During the Corona crisis: Mark Zuckerberg complains about censorship attempts by the US government

During the Corona crisis: Mark Zuckerberg complains about censorship attempts by the US government

Mark Zuckerberg, founder and CEO of Facebook’s parent company Meta, felt under massive pressure during the coronavirus pandemic, from the US government led by President Joe Biden. This is at least what emerges from a letter from Meta’s CEO to Republican Jim Jordan that has now been made public and which was also shared by X owner Elon Musk – a supporter of Donald Trump – on Tuesday night.

“In 2021,” Zuckerberg recalls in the letter, “senior officials repeatedly pressured our teams for months to censor certain COVID-19 content.” This included “humor and satire,” Zuckerberg says. The decision as to whether and, if so, which content was taken offline ultimately rested with Meta. However, the company made some of the decisions under external pressure.

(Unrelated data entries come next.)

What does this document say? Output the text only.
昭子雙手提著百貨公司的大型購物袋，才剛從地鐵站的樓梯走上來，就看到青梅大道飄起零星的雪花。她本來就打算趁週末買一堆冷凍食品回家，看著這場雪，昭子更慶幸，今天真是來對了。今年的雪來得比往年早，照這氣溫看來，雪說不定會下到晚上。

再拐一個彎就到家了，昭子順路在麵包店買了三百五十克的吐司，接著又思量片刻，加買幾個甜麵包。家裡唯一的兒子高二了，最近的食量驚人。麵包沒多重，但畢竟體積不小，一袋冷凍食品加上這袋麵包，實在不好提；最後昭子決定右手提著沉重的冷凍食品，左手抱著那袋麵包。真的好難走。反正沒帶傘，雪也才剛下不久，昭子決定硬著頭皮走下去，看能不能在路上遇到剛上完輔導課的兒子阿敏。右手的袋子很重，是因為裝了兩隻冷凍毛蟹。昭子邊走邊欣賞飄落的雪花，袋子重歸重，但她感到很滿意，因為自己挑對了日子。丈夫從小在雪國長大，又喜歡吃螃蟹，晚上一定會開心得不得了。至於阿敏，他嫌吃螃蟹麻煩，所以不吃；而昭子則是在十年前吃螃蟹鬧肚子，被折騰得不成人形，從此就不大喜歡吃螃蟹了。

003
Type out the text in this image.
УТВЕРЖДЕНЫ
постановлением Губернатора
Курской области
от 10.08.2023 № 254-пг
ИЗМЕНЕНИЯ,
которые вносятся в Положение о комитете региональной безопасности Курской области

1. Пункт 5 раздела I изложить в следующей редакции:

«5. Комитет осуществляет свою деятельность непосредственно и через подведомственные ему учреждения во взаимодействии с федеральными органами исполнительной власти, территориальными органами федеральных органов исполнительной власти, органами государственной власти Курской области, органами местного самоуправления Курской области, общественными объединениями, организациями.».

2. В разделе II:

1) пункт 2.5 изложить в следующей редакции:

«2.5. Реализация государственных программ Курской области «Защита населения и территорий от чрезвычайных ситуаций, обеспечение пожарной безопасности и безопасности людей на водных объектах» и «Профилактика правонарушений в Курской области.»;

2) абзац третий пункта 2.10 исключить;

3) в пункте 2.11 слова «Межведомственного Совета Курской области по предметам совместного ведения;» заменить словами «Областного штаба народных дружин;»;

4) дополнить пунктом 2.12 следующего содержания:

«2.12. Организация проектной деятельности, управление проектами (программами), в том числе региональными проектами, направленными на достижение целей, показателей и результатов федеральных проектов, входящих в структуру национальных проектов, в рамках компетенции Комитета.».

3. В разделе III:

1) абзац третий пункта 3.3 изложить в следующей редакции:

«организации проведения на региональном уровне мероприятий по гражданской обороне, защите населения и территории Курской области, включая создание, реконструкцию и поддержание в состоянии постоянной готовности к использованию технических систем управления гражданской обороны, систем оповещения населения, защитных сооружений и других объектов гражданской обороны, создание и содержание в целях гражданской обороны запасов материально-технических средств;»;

Not all of them were good in retrospect, Zuckerberg now says: “I also think that we made some decisions that, in hindsight and with new information, we would no longer make today.”

Zuckerberg also alludes to a story from 2020. Back then, before the US elections, the US secret service FBI warned of a Russian disinformation campaign about Joe Biden’s family. When a corresponding story appeared in the New York Post, Facebook commissioned “fact checkers” to check the story for plausibility. In the meantime, the ability to spread the story was restricted.

“In retrospect,” Zuckerberg now says, “we shouldn’t have downgraded the story.” As a result, the company changed its own policy on this matter. Today, there are no limits on the reach of stories that are still being investigated by the company’s own fact checkers. In the podcast by Joe Rogan Zuckerberg had already commented on this in 2022.